In 2015, when James Restarick opened his first shop in Kent selling kits for vaping, his friends were surprised.
"They thought I was mad. I didn't actually tell anyone for seven months that I had opened a shop."
Having previously been a partner in a bar and restaurant business he enjoyed his new lifestyle.
"I used to do double shifts, I would be in there day and night - now I have a life."
And as a former heavy smoker, Mr Restarick enjoyed helping others give up cigarettes.
Business went well, Solvape was profitable within eight months, but the market was about to get a lot more difficult.
I met Mr Restarick in his second shop, on Whitecross Street in central London, which he opened in April 2017.
He chose the street because there was no competition, but within months there were two other vape shops.
"I opened it up... bang on the time that everyone wanted to open a store," he says.
He feels the market is "saturated" with people hoping to strike it rich.
"All of a sudden there's a new market where, with a little bit of money, you can have a go."
As well as increased competition, vape shop owners have had to cope with new regulations. The Tobacco Products Directive (TPD) came into force in May 2016. It was designed to protect consumers yet had unforeseen consequences.
Wholesalers discounted products that were no longer allowed under the new rules, in particular larger bottles of vaping liquid.
Shops took advantage of this temporary drop in wholesale costs and slashed their own prices, which fell by as much as 40% last summer, upsetting the economics of running a vaping shop.
Since then stores have found it difficult to put prices back up.
"It's ridiculous," says Mr Restarick. Tighter profit margins will cause many shops to close, he thinks.
"Everyone's opening up thinking it's a quick buck. There's only so many people vaping. A lot of shops will be shutting."
Vaping and smoking
A traditional cigarette burns tobacco, producing tar and carbon monoxide that cause health problems.
E-cigarettes have a small chamber which is filled with a water-based liquid. That is then heated producing a vapour, hence vaping.
That vapour does not contain tar or carbon monoxide, but does include additives and flavourings.
Users can choose whether to use a liquid that contains nicotine.
An independent review of the latest evidence, published by Public Health England earlier this year, suggests at least 20,000 people a year are quitting with the help of e-cigarettes.
Data about vape shops is patchy as the industry is relatively new.

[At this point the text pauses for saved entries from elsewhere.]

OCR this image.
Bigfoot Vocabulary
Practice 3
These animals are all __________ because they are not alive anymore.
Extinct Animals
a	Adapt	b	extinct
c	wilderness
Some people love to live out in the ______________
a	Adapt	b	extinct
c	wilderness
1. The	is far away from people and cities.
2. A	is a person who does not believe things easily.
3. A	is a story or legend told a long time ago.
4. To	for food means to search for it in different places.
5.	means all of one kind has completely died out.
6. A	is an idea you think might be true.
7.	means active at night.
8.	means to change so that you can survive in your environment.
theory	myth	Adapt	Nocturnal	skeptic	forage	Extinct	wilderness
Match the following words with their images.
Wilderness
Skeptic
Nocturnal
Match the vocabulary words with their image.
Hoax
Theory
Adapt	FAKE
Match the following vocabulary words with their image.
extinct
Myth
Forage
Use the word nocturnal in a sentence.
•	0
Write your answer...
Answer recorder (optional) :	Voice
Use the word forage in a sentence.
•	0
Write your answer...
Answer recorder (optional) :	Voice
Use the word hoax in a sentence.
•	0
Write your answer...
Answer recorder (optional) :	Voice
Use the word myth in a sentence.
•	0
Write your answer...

In 2017, 381 tobacconists opened in the UK, the vast majority of which would have been vape shops, says the Local Data Company.
The UK Vaping Industry Association (UKVIA) says there are around 2,000 UK vaping outlets.
This number is likely to grow "exponentially", mirroring the growth of coffee and mobile phone shops, it adds.
But Fraser Cropper is not quite so bullish.
He is managing director of Totally Wicked, the UK's biggest vaping shop chain with 140 stores.
His company opened its first High Street store in 2011, but Mr Cropper says the big expansion came after 2013, when new products came on to the market.
"There's definitely a change from undersupply to oversupply," he says.
"I think we're in a period of rationalisation now," he says, and a lot of stores need investment otherwise they will be forced to close.
Customers want "normal retail service, rather than something which is too peculiar or arcane".
"A vaping store where there are plumes of smoke rolling out of the door doesn't appeal to the mass vaper."
The days when a plucky entrepreneur could quickly and cheaply get into an expanding market are over.
A "decent" High Street store costs £30,000-50,000, Mr Cropper estimates.
Big firms can also experiment with other ways of reaching customers. Totally Wicked has recently launched a subscription service, which Mr Cropper says has been "relatively successful".
But like the smaller firms, Mr Cropper has issues with the regulation of his business.
In particular he would like restrictions on advertising to be lifted.
"We can't talk about the relative risks of our product compared to tobacco, which is bizarre."
He would also like to sell bigger bottles of vaping liquid, the limit is currently 10ml and bigger bottles would mean better discounts for customers, he says.
"You've got to take it really carefully in the current climate," says Anthony Mixides, the founder of the London Vape Company.
He opened his first store in 2014 and expanded quickly, owning four shops in North London by the end of 2015, but now says he is waiting to "see how the market pans out and then make that decision on growth."
He attributes his caution to a general downturn on the High Street and rising costs, particularly business rates. He's also keeping an eye on the big tobacco companies, who are launching products that heat tobacco, rather than burn it, which they claim is less damaging to health.
But Mr Mixides thinks there will always be a place for vaping stores - as long as they provide good service. In his experience shoppers like to browse and try products and has found that a loyalty card scheme has kept customers coming back.
Back at Solvape in east London, James Restarick says he will be one of the industry's survivors. He has refurbished his shop in Kent and sharpened his prices.
"I've now done deals with my wholesalers. I've now got the best price I've ever had and I've undercut every shop."